I started by creating a "synthetic" version of aospy, which basically operates just as normal aospy would with regard to creating objects and metadata, but does not do any computations2. I then created an example Proj, some example Models, example Runs, example Vars, and example Calcs. The main.py script is then used to set up and execute the "computations."

When the main script is run, the Proj's, Models, and Runs are added to the database if needed. Then the "computations" are done; these Calc's are added to the database one by one. Each entry contains what its filename would have been if the computation were actually completed. Var entries are created as needed as Calcs are created.

Overall I'm encouraged. I think this should be doable, but there will be many kinks to work out along the way (and many decisions we'll have to make, particularly about the API). On that note I've added an ipython notebook (which you can view in Github) to the repo, where we can share examples of how the API could work using the example objects and database.

Let me know your thoughts and if you think I should modify the setup in the experimental repo. I'm still a bit of a novice when it comes to setting up packages.


1Please let me know if you have any issues getting it up and running.

2As a side note, I think this would actually be a useful mode to run aospy in for testing purposes down the road. Unfortunately the way I accomplished it here was by deleting large amounts of code, rather than anything formal that would preserve aospy's original functionality, but I figured I would bring this up as something to keep in mind as we refactor calc.py in particular.

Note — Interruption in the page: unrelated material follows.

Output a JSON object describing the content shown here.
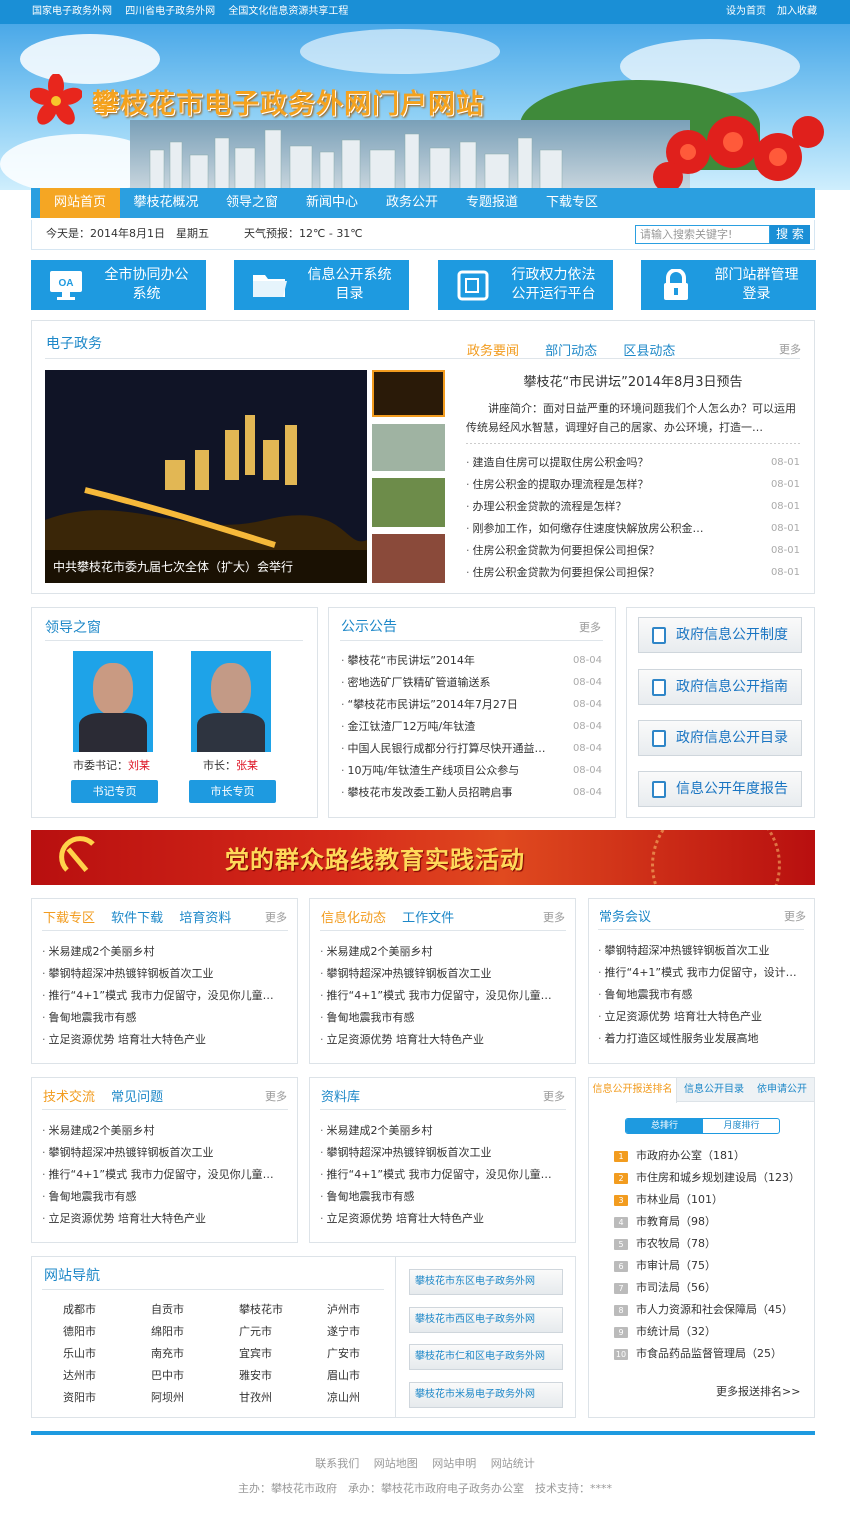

spencerahill commented 8 years ago

Wow, thanks for putting this together so quickly. A great first step. I forked it, cloned it, and ran main.py without issue. Yes, let's move all further discussion to that repo. (In fact, this thread veered from the nominal Issue topic well before then!)

Thread on aospy-db basics: https://github.com/spencerkclark/aospy-db/issues/4

spencerahill commented 6 years ago

263 accomplishes the recursive functionality but does not implement saving/stashing data at intermediate steps for use by other Calcs and/or serialization. Those would be cool someday, but for now I think it's fine to leave this closed.